El lastimoso sonido de un cuerno despunta heroico anunciando el sublime suceso. Las almas que una vez se cruzaron y entre ellas se hablaron al oído llegando incluso a caminar juntas, concienciadas de su exilio se encaran tristemente al muro que las separa unas de otras y recuerdan a modo de purga, su vergonzoso transitar aladas en pos de la dicha que creían contenida en el placer o la gloria. Las que han perdido la lozanía se preguntan acerca del momento en que permitieron que eso ocurriera. Otras, ya despojadas de cualquier recuerdo y mientras andan en cuclillas, esgrimen rosarios insignificantes sin poder evitar, en el vaivén de sus cojones a cada paso, soltar sonoras pedorretas. No habrá más celebraciones, ni festejos, nunca más, a partir del sonido del cuerno se reirá. Hoy sí, hoy os dejaréis caer de bruces y podré someteros a placer.
Apenas había gente en la ciudad, y los pocos que se veían se afanaban inquietos en sus últimos quehaceres presos de una extraña agitación. El resto se debía hallar presenciando las ejecuciones de los bandidos capturados en el Cedrón. Desde la puerta de los rebaños, bordeando la muralla, hasta el calvario se extendía un largo y penoso camino de crucificados en silenciosa agonía. Situados en un concreto limbo que los separaba unos palmos del suelo y del resto a los que todavía no les era dado agonizar, señalaban su confinamiento exánimes, exhalando sólo de vez en cuando un grito que era una llamada de auxilio ante el mundo o las fuerzas que lo animan, sobre su martirio insoportable.

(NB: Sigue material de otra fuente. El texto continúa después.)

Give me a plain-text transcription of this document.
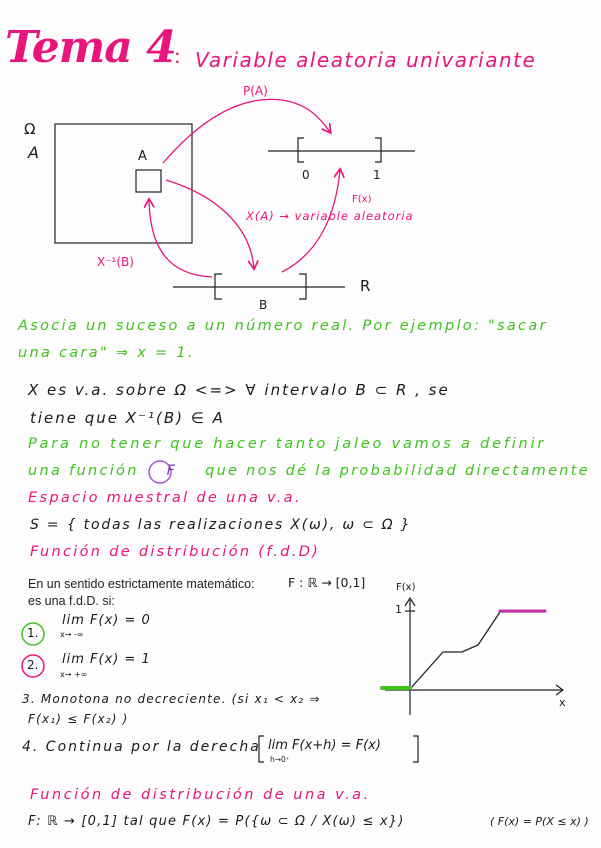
Tema 4
: Variable aleatoria univariante
Ω
A	A
P(A)
0	1
F(x)
X(A) → variable aleatoria
X⁻¹(B)
B
R
Asocia un suceso a un número real. Por ejemplo: "sacar
una cara" ⇒ x = 1.
X es v.a. sobre Ω <=> ∀ intervalo B ⊂ R , se
tiene que X⁻¹(B) ∈ A
Para no tener que hacer tanto jaleo vamos a definir
una función F que nos dé la probabilidad directamente
Espacio muestral de una v.a.
S = { todas las realizaciones X(ω), ω ⊂ Ω }
Función de distribución (f.d.D)
En un sentido estrictamente matemático:
es una f.d.D. si:
F : ℝ → [0,1]
1.
lim F(x) = 0
x→ -∞
2. lim F(x) = 1
x→ +∞
3. Monotona no decreciente. (si x₁ < x₂ ⇒
F(x₁) ≤ F(x₂) )
4. Continua por la derecha lim F(x+h) = F(x)
h→0⁺
F(x)
1
x
Función de distribución de una v.a.
F: ℝ → [0,1] tal que F(x) = P({ω ⊂ Ω / X(ω) ≤ x})	( F(x) = P(X ≤ x) )
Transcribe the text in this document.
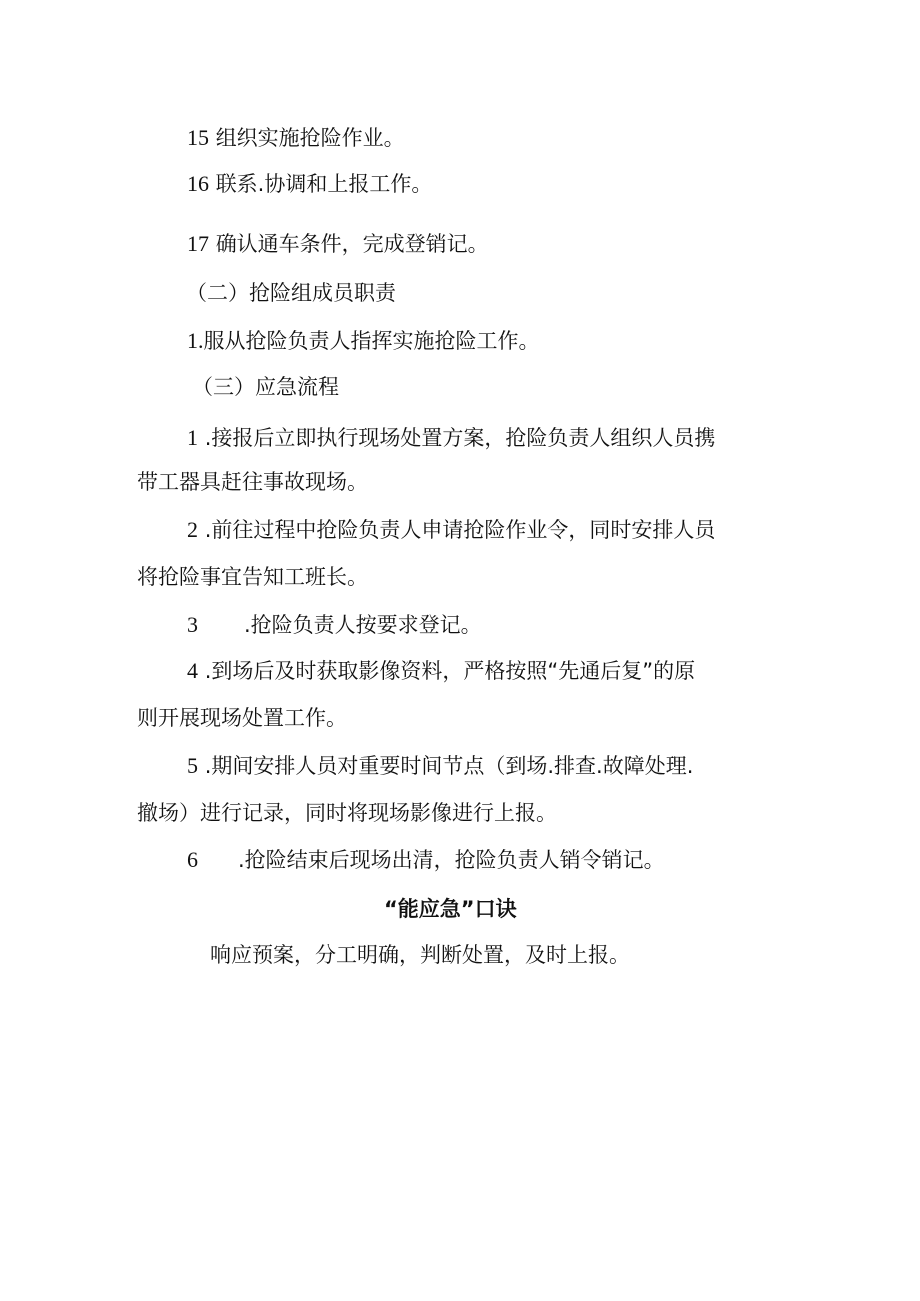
15 组织实施抢险作业。
16 联系.协调和上报工作。
17 确认通车条件，完成登销记。
（二）抢险组成员职责
1.服从抢险负责人指挥实施抢险工作。
（三）应急流程
1 .接报后立即执行现场处置方案，抢险负责人组织人员携
带工器具赶往事故现场。
2 .前往过程中抢险负责人申请抢险作业令，同时安排人员
将抢险事宜告知工班长。
3 .抢险负责人按要求登记。
4 .到场后及时获取影像资料，严格按照“先通后复”的原
则开展现场处置工作。
5 .期间安排人员对重要时间节点（到场.排查.故障处理.
撤场）进行记录，同时将现场影像进行上报。
6 .抢险结束后现场出清，抢险负责人销令销记。
“能应急”口诀
响应预案，分工明确，判断处置，及时上报。
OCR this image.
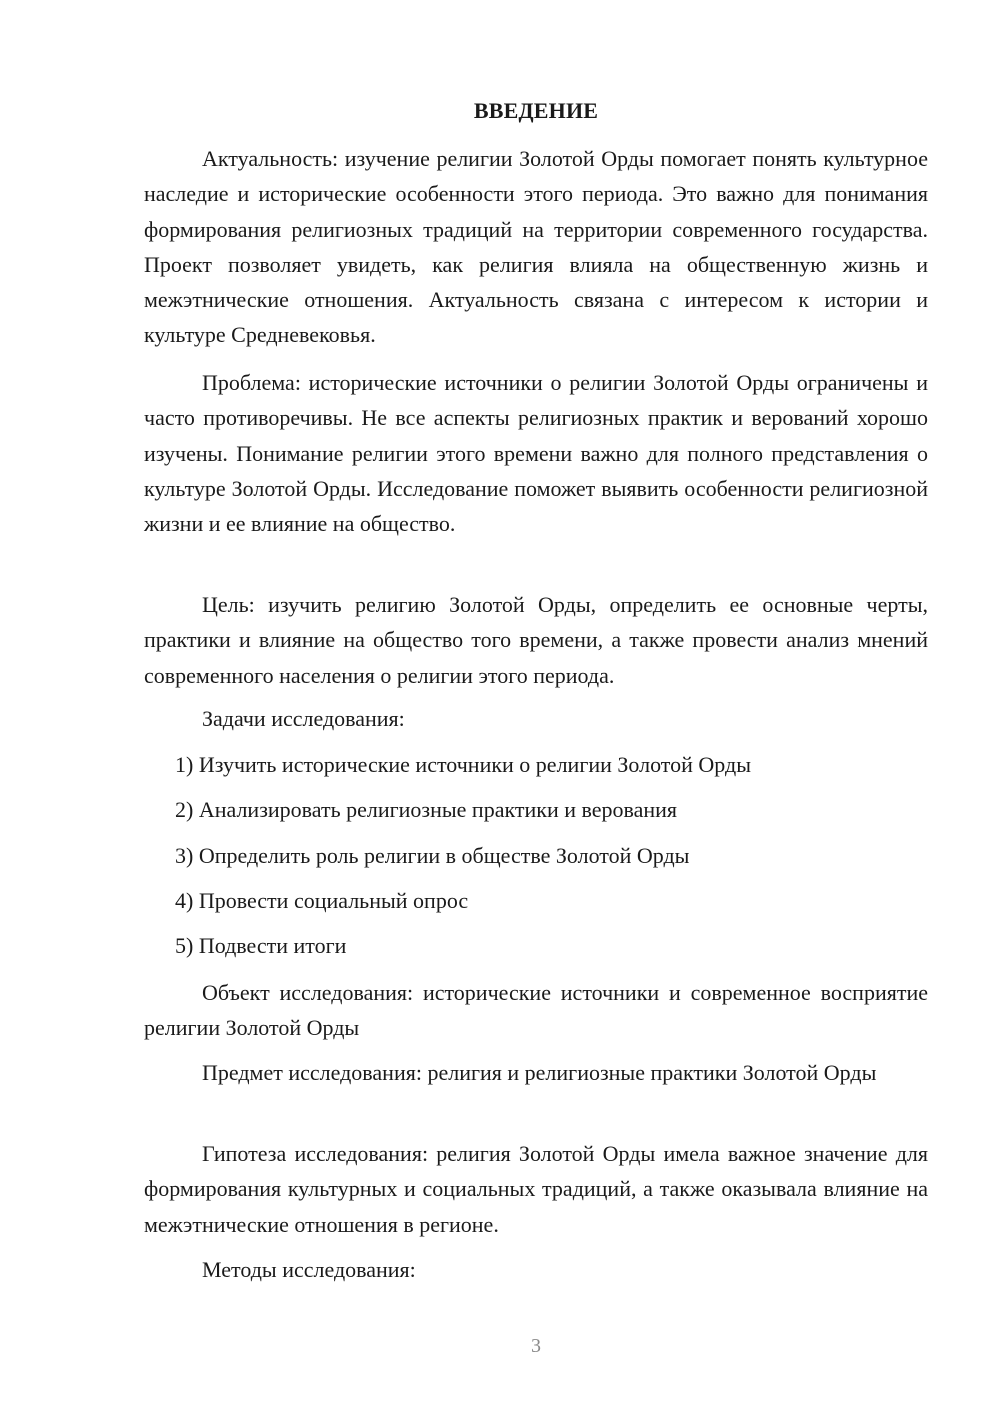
ВВЕДЕНИЕ

Актуальность: изучение религии Золотой Орды помогает понять культурное наследие и исторические особенности этого периода. Это важно для понимания формирования религиозных традиций на территории современного государства. Проект позволяет увидеть, как религия влияла на общественную жизнь и межэтнические отношения. Актуальность связана с интересом к истории и культуре Средневековья.

Проблема: исторические источники о религии Золотой Орды ограничены и часто противоречивы. Не все аспекты религиозных практик и верований хорошо изучены. Понимание религии этого времени важно для полного представления о культуре Золотой Орды. Исследование поможет выявить особенности религиозной жизни и ее влияние на общество.

Цель: изучить религию Золотой Орды, определить ее основные черты, практики и влияние на общество того времени, а также провести анализ мнений современного населения о религии этого периода.

Задачи исследования:

1) Изучить исторические источники о религии Золотой Орды

2) Анализировать религиозные практики и верования

3) Определить роль религии в обществе Золотой Орды

4) Провести социальный опрос

5) Подвести итоги

Объект исследования: исторические источники и современное восприятие религии Золотой Орды

Предмет исследования: религия и религиозные практики Золотой Орды

Гипотеза исследования: религия Золотой Орды имела важное значение для формирования культурных и социальных традиций, а также оказывала влияние на межэтнические отношения в регионе.

Методы исследования:

3
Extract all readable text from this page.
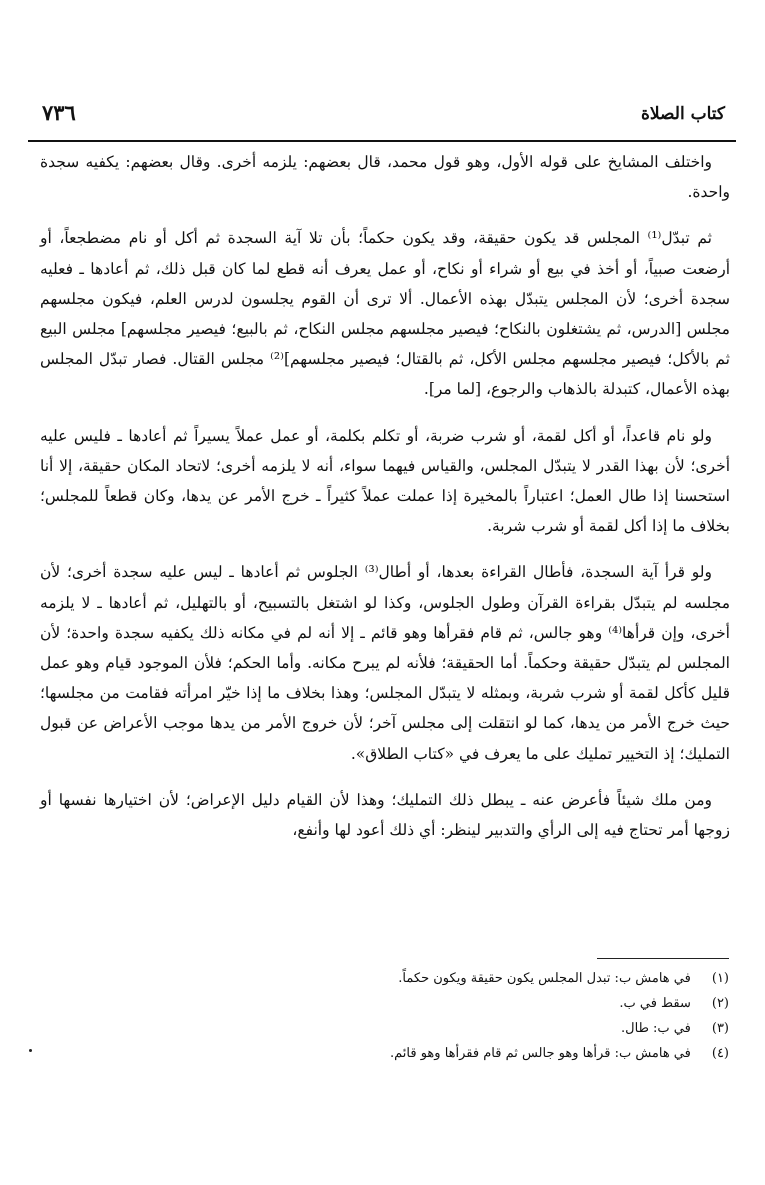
٧٣٦	كتاب الصلاة

واختلف المشايخ على قوله الأول، وهو قول محمد، قال بعضهم: يلزمه أخرى. وقال بعضهم: يكفيه سجدة واحدة.

ثم تبدّل⁽¹⁾ المجلس قد يكون حقيقة، وقد يكون حكماً؛ بأن تلا آية السجدة ثم أكل أو نام مضطجعاً، أو أرضعت صبياً، أو أخذ في بيع أو شراء أو نكاح، أو عمل يعرف أنه قطع لما كان قبل ذلك، ثم أعادها ـ فعليه سجدة أخرى؛ لأن المجلس يتبدّل بهذه الأعمال. ألا ترى أن القوم يجلسون لدرس العلم، فيكون مجلسهم مجلس [الدرس، ثم يشتغلون بالنكاح؛ فيصير مجلسهم مجلس النكاح، ثم بالبيع؛ فيصير مجلسهم] مجلس البيع ثم بالأكل؛ فيصير مجلسهم مجلس الأكل، ثم بالقتال؛ فيصير مجلسهم]⁽²⁾ مجلس القتال. فصار تبدّل المجلس بهذه الأعمال، كتبدلة بالذهاب والرجوع، [لما مر].

ولو نام قاعداً، أو أكل لقمة، أو شرب ضربة، أو تكلم بكلمة، أو عمل عملاً يسيراً ثم أعادها ـ فليس عليه أخرى؛ لأن بهذا القدر لا يتبدّل المجلس، والقياس فيهما سواء، أنه لا يلزمه أخرى؛ لاتحاد المكان حقيقة، إلا أنا استحسنا إذا طال العمل؛ اعتباراً بالمخيرة إذا عملت عملاً كثيراً ـ خرج الأمر عن يدها، وكان قطعاً للمجلس؛ بخلاف ما إذا أكل لقمة أو شرب شربة.

ولو قرأ آية السجدة، فأطال القراءة بعدها، أو أطال⁽³⁾ الجلوس ثم أعادها ـ ليس عليه سجدة أخرى؛ لأن مجلسه لم يتبدّل بقراءة القرآن وطول الجلوس، وكذا لو اشتغل بالتسبيح، أو بالتهليل، ثم أعادها ـ لا يلزمه أخرى، وإن قرأها⁽⁴⁾ وهو جالس، ثم قام فقرأها وهو قائم ـ إلا أنه لم في مكانه ذلك يكفيه سجدة واحدة؛ لأن المجلس لم يتبدّل حقيقة وحكماً. أما الحقيقة؛ فلأنه لم يبرح مكانه. وأما الحكم؛ فلأن الموجود قيام وهو عمل قليل كأكل لقمة أو شرب شربة، وبمثله لا يتبدّل المجلس؛ وهذا بخلاف ما إذا خيّر امرأته فقامت من مجلسها؛ حيث خرج الأمر من يدها، كما لو انتقلت إلى مجلس آخر؛ لأن خروج الأمر من يدها موجب الأعراض عن قبول التمليك؛ إذ التخيير تمليك على ما يعرف في «كتاب الطلاق».

ومن ملك شيئاً فأعرض عنه ـ يبطل ذلك التمليك؛ وهذا لأن القيام دليل الإعراض؛ لأن اختيارها نفسها أو زوجها أمر تحتاج فيه إلى الرأي والتدبير لينظر: أي ذلك أعود لها وأنفع،

(١) في هامش ب: تبدل المجلس يكون حقيقة ويكون حكماً.
(٢) سقط في ب.
(٣) في ب: طال.
(٤) في هامش ب: قرأها وهو جالس ثم قام فقرأها وهو قائم.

...Quizá fuera la proximidad de la muerte lo que hacía erguirse su grueso pene, al menos eso he creido hasta hace poco, y los soldados persuadidos bromeaban y reían masajeándoselo para que terminara de empalmarse. Las muescas de los recientes latigazos impresas en esa piel blanca me humillaban a mí más que a él, al sentir que acrecentaban mi deseo, también translucible en el grosor que alcanzaba mi polla y que no era si no un pequeño síntoma de todo el barullo que era mi corazón. Estaba enamorado. Y cuando a punto se encontraba el verdugo de golpear la cabeza del primer clavo apuntando contra su muñeca, no pude hacer otra cosa que detener su mano y hablar no sin infinita vergüenza por todos los que allí estaban.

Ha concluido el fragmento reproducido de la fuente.